Here are some suggestions from parenting and travel experts on how to know when your child is ready to take flight, and how to keep him or her calm at 30,000 feet.

* Three months is the magic age. Most babies are ready to fly around the time they are 3 months old, said Rebecca Michals, global community manager for BabyCenter.com. Babies that age do need a lot of gear when traveling, she said, but many will sleep through a flight if it is at night or during their nap time. Michals said some international carriers have bassinets for babies to use during flights.

* Take practice runs in the car.

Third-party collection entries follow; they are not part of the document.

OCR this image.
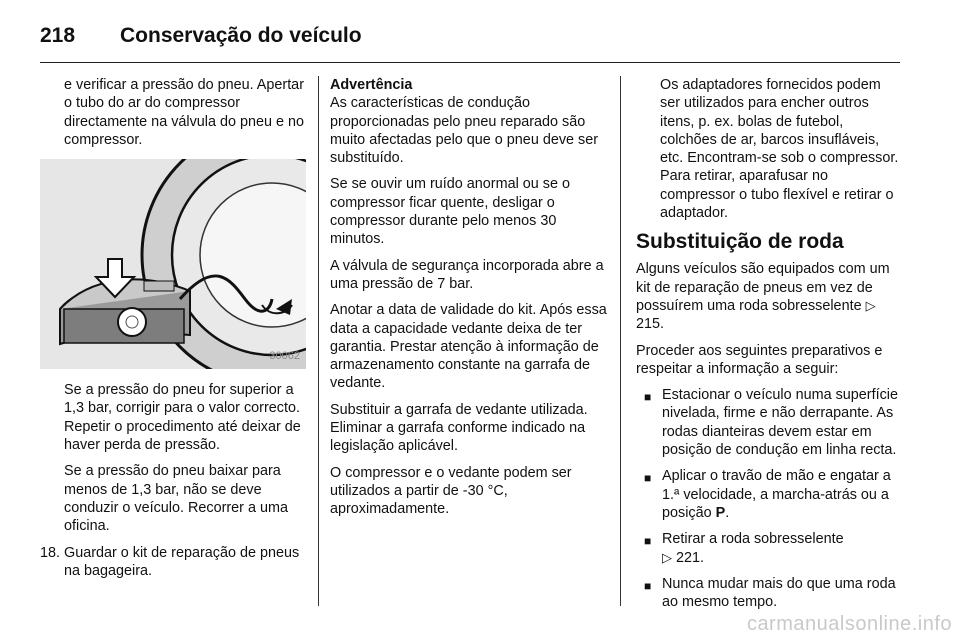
218	Conservação do veículo

e verificar a pressão do pneu. Apertar o tubo do ar do compressor directamente na válvula do pneu e no compressor.

30062

Se a pressão do pneu for superior a 1,3 bar, corrigir para o valor correcto. Repetir o procedimento até deixar de haver perda de pressão.

Se a pressão do pneu baixar para menos de 1,3 bar, não se deve conduzir o veículo. Recorrer a uma oficina.

18. Guardar o kit de reparação de pneus na bagageira.
Advertência

As características de condução proporcionadas pelo pneu reparado são muito afectadas pelo que o pneu deve ser substituído.

Se se ouvir um ruído anormal ou se o compressor ficar quente, desligar o compressor durante pelo menos 30 minutos.

A válvula de segurança incorporada abre a uma pressão de 7 bar.

Anotar a data de validade do kit. Após essa data a capacidade vedante deixa de ter garantia. Prestar atenção à informação de armazenamento constante na garrafa de vedante.

Substituir a garrafa de vedante utilizada. Eliminar a garrafa conforme indicado na legislação aplicável.

O compressor e o vedante podem ser utilizados a partir de -30 °C, aproximadamente.

Os adaptadores fornecidos podem ser utilizados para encher outros itens, p. ex. bolas de futebol, colchões de ar, barcos insufláveis, etc. Encontram-se sob o compressor. Para retirar, aparafusar no compressor o tubo flexível e retirar o adaptador.

Substituição de roda

Alguns veículos são equipados com um kit de reparação de pneus em vez de possuírem uma roda sobresselente ▷ 215.

Proceder aos seguintes preparativos e respeitar a informação a seguir:

■ Estacionar o veículo numa superfície nivelada, firme e não derrapante. As rodas dianteiras devem estar em posição de condução em linha recta.
■ Aplicar o travão de mão e engatar a 1.ª velocidade, a marcha-atrás ou a posição P.
■ Retirar a roda sobresselente
▷ 221.
■ Nunca mudar mais do que uma roda ao mesmo tempo.
carmanualsonline.info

If you are planning a trip with an older baby or toddler, try taking some road trips to build up his ability to be confined for several hours, said Heather Hunter, public relations manager at AAA.

* Ease ear pain during takeoff and landing. Offer infants a bottle or pacifier, and older children a snack or drink, to fend off ear pain when changing altitudes, Michals said. John and Sherry Petersik, authors of the blog Young House Love , wrote about how they gave their daughter lollipops to help if her ears popped when they flew from Richmond to Hawaii last year.

* Bring too much of everything. Take as much formula, breast milk, snack food or juice as you think you will need, said Hunter. Then bring extras in case you are delayed. Michals suggests bringing one diaper for every hour that you will be in transit, plus a few extra. She also recommends putting several complete outfits in plastic bags in your carry-on, so you’re not digging around for tiny socks when you need to change your child’s clothes.

* Stock up on entertainment and treats. A bag of new toys, or toys that have been hidden for a few weeks so they will seem new, can help get you through a flight. Bring them out one at a time, Michals said, to keep your child’s interest. Keep a stash of favorite snacks and finger foods to stave off boredom and hunger. And a portable DVD player or tablet with games, apps or movies and comfortable headphones can help occupy an active toddler.

*Offer earplugs. If all of your attempts to keep your child happy and occupied during a flight fail, Michals said, some parents like to have a few sets of inexpensive earplugs to pass out to people sitting around them. The simple gesture acknowledges that your child is being disruptive and may ease tension between you and your fellow passengers.

“Most people are understanding if they can see you are trying to help your upset child,” Michals said. “I just remind other moms that anyone nearby who has traveled with their own children won’t be annoyed. They’re very sympathetic.”